Me complace socializarlo por aquí por el
RADAR.
Léanlo con gusto.
RADAR,luisemilioradaconrado
@radareconomico1
El
"Nobel" invisible que Gabo me dio
El día que Gabo me condenó a
seguir cazando historias
Por: Juan Carlos Rueda Gómez
14 de Noviembre de 2017
Soy muy malo para recordar fechas, pero esa es inolvidable: domingo 6
de marzo de 1994, el día de su cumpleaños. Y el de mi padre, Miguel,
valga decirlo. Se celebraba el Festival de Cine de Cartagena y fui a esa
ciudad con mi compadre Ernesto McCausland. Eran los días en que
nutríamos con largos conversatorios inundados de café amargo el dulce
sueño de hacer cine, cuando hasta los amigos más cercanos se burlaban de
nosotros. Aprovechamos el festival para ver de qué nos podíamos untar o
con quiénes nos podíamos rozar para seguir alimentando el gusanillo que
llevábamos dentro, o darle gusto a la “rasquiñita”, como solíamos
llamarlo en nuestro código secreto, que yo alimentaba cada día con
nuevos términos en clave, lo que posteriormente Ernesto bautizó como
“Juancamente hablando”.
– Te va a tocar escribir un diccionario con ese título antes de que se te olviden las vainas –me dijo un día.

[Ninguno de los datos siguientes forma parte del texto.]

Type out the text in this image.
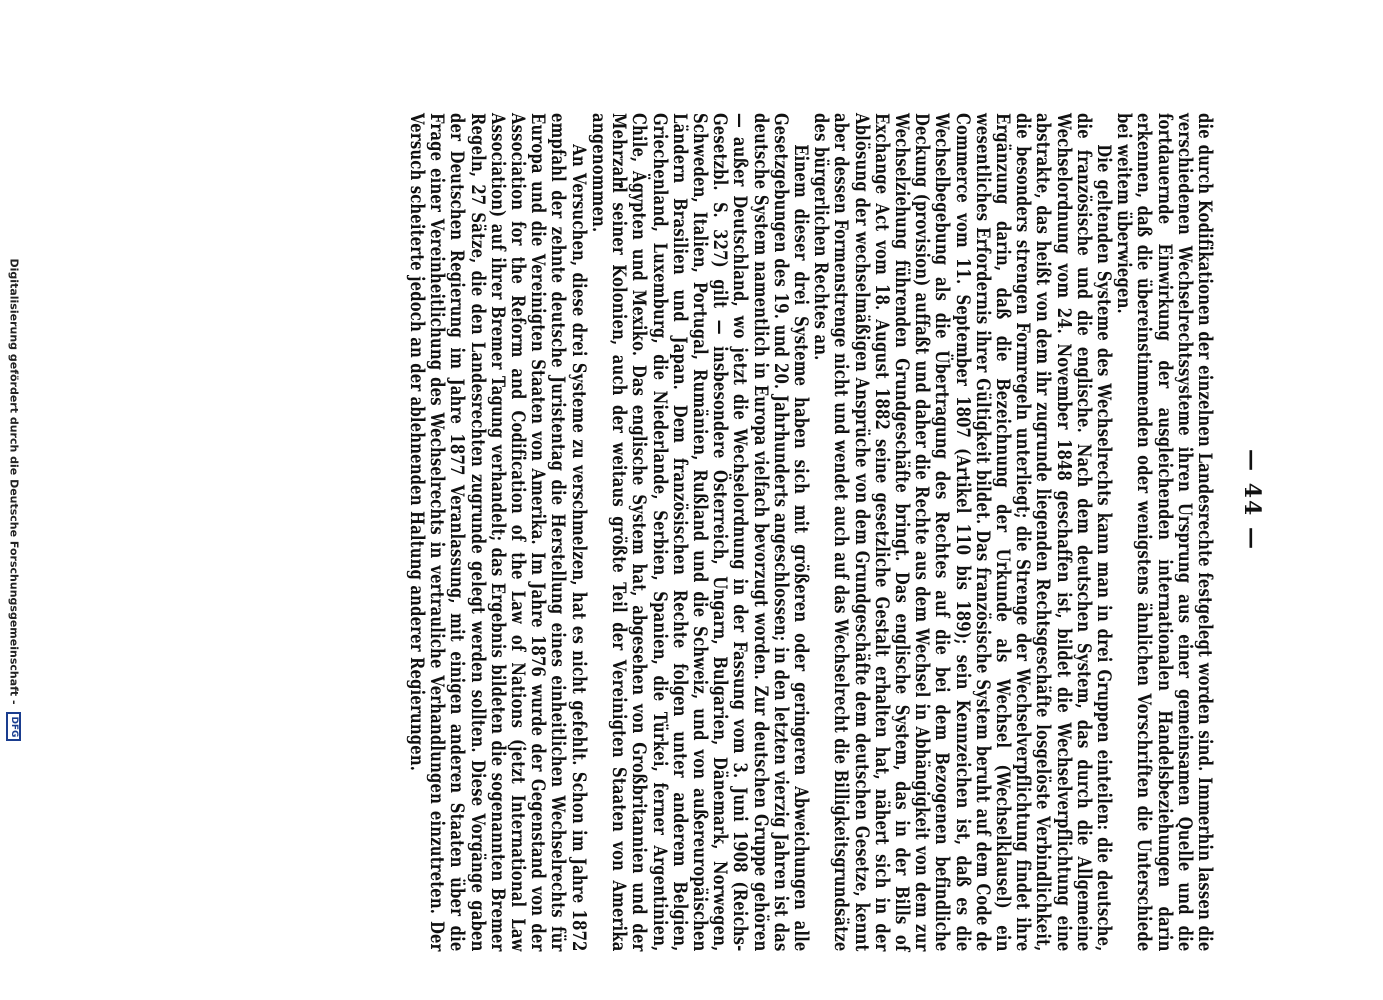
— 44 —

die durch Kodifikationen der einzelnen Landesrechte festgelegt worden sind. Immerhin lassen die verschiedenen Wechselrechtssysteme ihren Ursprung aus einer gemeinsamen Quelle und die fortdauernde Einwirkung der ausgleichenden internationalen Handelsbeziehungen darin erkennen, daß die übereinstimmenden oder wenigstens ähnlichen Vorschriften die Unterschiede bei weitem überwiegen.

Die geltenden Systeme des Wechselrechts kann man in drei Gruppen einteilen: die deutsche, die französische und die englische. Nach dem deutschen System, das durch die Allgemeine Wechselordnung vom 24. November 1848 geschaffen ist, bildet die Wechselverpflichtung eine abstrakte, das heißt von dem ihr zugrunde liegenden Rechtsgeschäfte losgelöste Verbindlichkeit, die besonders strengen Formregeln unterliegt; die Strenge der Wechselverpflichtung findet ihre Ergänzung darin, daß die Bezeichnung der Urkunde als Wechsel (Wechselklausel) ein wesentliches Erfordernis ihrer Gültigkeit bildet. Das französische System beruht auf dem Code de Commerce vom 11. September 1807 (Artikel 110 bis 189); sein Kennzeichen ist, daß es die Wechselbegebung als die Übertragung des Rechtes auf die bei dem Bezogenen befindliche Deckung (provision) auffaßt und daher die Rechte aus dem Wechsel in Abhängigkeit von dem zur Wechselziehung führenden Grundgeschäfte bringt. Das englische System, das in der Bills of Exchange Act vom 18. August 1882 seine gesetzliche Gestalt erhalten hat, nähert sich in der Ablösung der wechselmäßigen Ansprüche von dem Grundgeschäfte dem deutschen Gesetze, kennt aber dessen Formenstrenge nicht und wendet auch auf das Wechselrecht die Billigkeitsgrundsätze des bürgerlichen Rechtes an.

Einem dieser drei Systeme haben sich mit größeren oder geringeren Abweichungen alle Gesetzgebungen des 19. und 20. Jahrhunderts angeschlossen; in den letzten vierzig Jahren ist das deutsche System namentlich in Europa vielfach bevorzugt worden. Zur deutschen Gruppe gehören — außer Deutschland, wo jetzt die Wechselordnung in der Fassung vom 3. Juni 1908 (Reichs-Gesetzbl. S. 327) gilt — insbesondere Österreich, Ungarn, Bulgarien, Dänemark, Norwegen, Schweden, Italien, Portugal, Rumänien, Rußland und die Schweiz, und von außereuropäischen Ländern Brasilien und Japan. Dem französischen Rechte folgen unter anderem Belgien, Griechenland, Luxemburg, die Niederlande, Serbien, Spanien, die Türkei, ferner Argentinien, Chile, Ägypten und Mexiko. Das englische System hat, abgesehen von Großbritannien und der Mehrzahl seiner Kolonien, auch der weitaus größte Teil der Vereinigten Staaten von Amerika angenommen.

An Versuchen, diese drei Systeme zu verschmelzen, hat es nicht gefehlt. Schon im Jahre 1872 empfahl der zehnte deutsche Juristentag die Herstellung eines einheitlichen Wechselrechts für Europa und die Vereinigten Staaten von Amerika. Im Jahre 1876 wurde der Gegenstand von der Association for the Reform and Codification of the Law of Nations (jetzt International Law Association) auf ihrer Bremer Tagung verhandelt; das Ergebnis bildeten die sogenannten Bremer Regeln, 27 Sätze, die den Landesrechten zugrunde gelegt werden sollten. Diese Vorgänge gaben der Deutschen Regierung im Jahre 1877 Veranlassung, mit einigen anderen Staaten über die Frage einer Vereinheitlichung des Wechselrechts in vertrauliche Verhandlungen einzutreten. Der Versuch scheiterte jedoch an der ablehnenden Haltung anderer Regierungen.

Digitalisierung gefördert durch die Deutsche Forschungsgemeinschaft - DFG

Eran los tiempos felices de Mundo Costeño, programa que hacíamos, con
escaso presupuesto, para el canal regional Telecaribe y del cual
vendíamos, para cuadrar caja, un extracto de ocho o diez minutos para
Primer Impacto, de la cadena Univisión. Eso sí: nunca hicimos nada
amarillista o que pudiera ensuciarle la cara a nuestro país. Y mucho
menos al Caribe Universal, que es mi manera de llamar a esta región
costera para no denominarla Macondo y que me acusen de copietas de Gabo.

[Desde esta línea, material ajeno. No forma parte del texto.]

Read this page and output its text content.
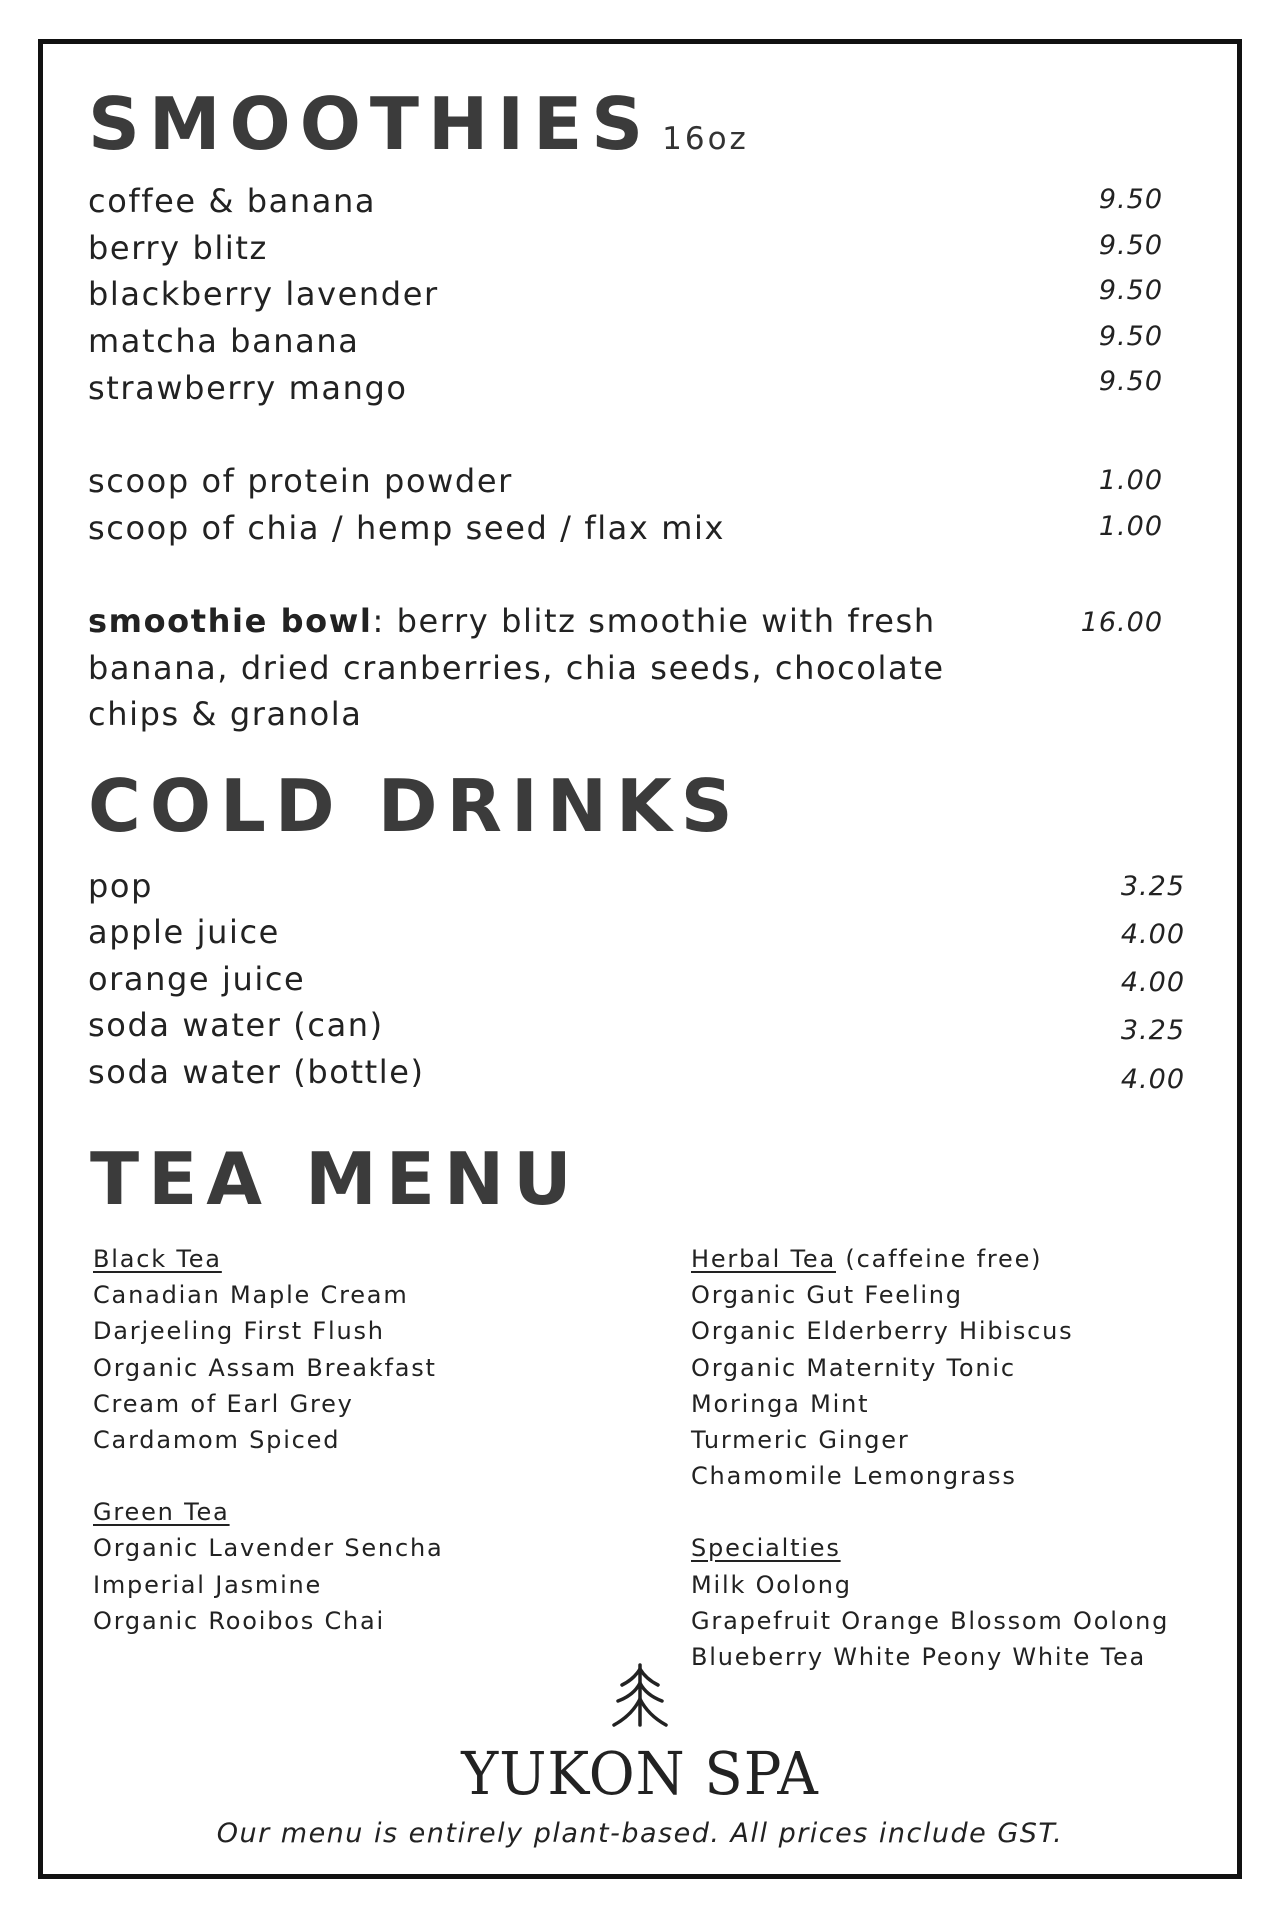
SMOOTHIES 16oz
coffee & banana	9.50
berry blitz	9.50
blackberry lavender	9.50
matcha banana	9.50
strawberry mango	9.50
scoop of protein powder	1.00
scoop of chia / hemp seed / flax mix	1.00
smoothie bowl: berry blitz smoothie with fresh	16.00
banana, dried cranberries, chia seeds, chocolate
chips & granola
COLD DRINKS
pop	3.25
apple juice	4.00
orange juice	4.00
soda water (can)	3.25
soda water (bottle)	4.00
TEA MENU
Black Tea
Canadian Maple Cream
Darjeeling First Flush
Organic Assam Breakfast
Cream of Earl Grey
Cardamom Spiced
Green Tea
Organic Lavender Sencha
Imperial Jasmine
Organic Rooibos Chai
Herbal Tea (caffeine free)
Organic Gut Feeling
Organic Elderberry Hibiscus
Organic Maternity Tonic
Moringa Mint
Turmeric Ginger
Chamomile Lemongrass
Specialties
Milk Oolong
Grapefruit Orange Blossom Oolong
Blueberry White Peony White Tea
YUKON SPA
Our menu is entirely plant-based. All prices include GST.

Pues bien. Hubo una reunión en el Fuerte de La Tenaza y allí estaba el
cataquero mayor, rodeado de los que sí, pero más de los que no. Una gran
cantidad de admiradores que buscaban un autógrafo, que nunca daba, o
tomarse una foto con él. Eso nos impedía el acceso al Maestro y ya
habíamos perdido la esperanza de siquiera saludarlo. De pronto Gabo, que
vestía chaqueta tropical amarilla de lino sobre una camisa blanca,
levantó la vista y le hizo una seña a Ernesto para que le siguiéramos
hacia una zona un poco oscura de la muralla.
Siempre me consideré el Sancho Panza del quijote McCausland. Y eso era
literal, porque mi compadre me sacaba exactamente 36 centímetros de
estatura y nunca me afanaba en robarle protagonismo gratuitamente. Solo
entraba en la foto cuando él me lo pedía. De manera que, mientras ellos
conversaban, poniendo al día los cuadernos de su amistad, tras varios
años sin verse, luego de que nos presentara, me mantuve a unos tres
metros de distancia, pero escuchando toda la conversación.
– Ernestico –le dijo el maestro después de tocar varios temas– en mi
maletín cargo dos casetes de VHS con dos historias tuyas, para
demostrarle a los periodistas que vienen a los talleres de la FNPI que
Macondo no es de mi exclusividad, que esa vaina no la inventé yo, que
esas historias que he escrito están al alcance de todos en cualquier
esquina, barrio, vereda o camino de Latinoamérica. Lo que pasa es que a
la mayoría les falta ojo, oído y olfato para descubrirlas. Yo no he
inventado nada. Solo he contado lo que he visto y oído, moldeando a mi
gusto la arcilla de la cotidianidad.
– Qué maravilla, qué honor, maestro… ¿cuáles son? –dijo Ernesto.
– “Virgen a toda prueba” y “Yo conocí Mundo lindo” –respondió Gabo.
La reacción de Ernesto fue estirar el brazo moviendo su mano, indicándome que me acercara. Me tomó del hombro derecho y dijo:
– Gabo, esas historias no son mías, son de Juan Carlos. Yo las grabé y
presenté, pero fue él quien las encontró. Esa es su especialidad como
periodista.
El Maestro dio dos pasos hacia mí con los brazos extendidos, me
estrechó fuertemente durante unos segundos y, apartándose, al tiempo que
presionaba con el dedo índice de su mano derecha en mi pecho, soltó la
frase que aun retumba en cada milímetro de mi humanidad:
– ¡Tú no eres periodista, carajo! Eres más que eso. Eres un genuino cazador de historias. Un perro sabueso con fino olfato.
Justo en ese momento, llegó un fotógrafo, seguido de un grupo de
cazadores de autógrafos y la magia del encuentro saltó en pedazos. El
hombre de la cámara la obturó, pero solo registró la imagen de Gabo
mirando hacia alguien que lo abordó y yo quedé contemplándolo, lelo,
mudo. Ernesto quedó fuera de plano.
Cuando nos retiramos, mi compadre me sentenció:
– Te jodiste, Juanca. Gabo te condenó a seguir cazando historias. De por vida.
Sigo cumpliendo esa sentencia. Me alienta el “Nobel” que nuestro más
grande escritor tatuó bajo mi piel en las murallas de Cartagena.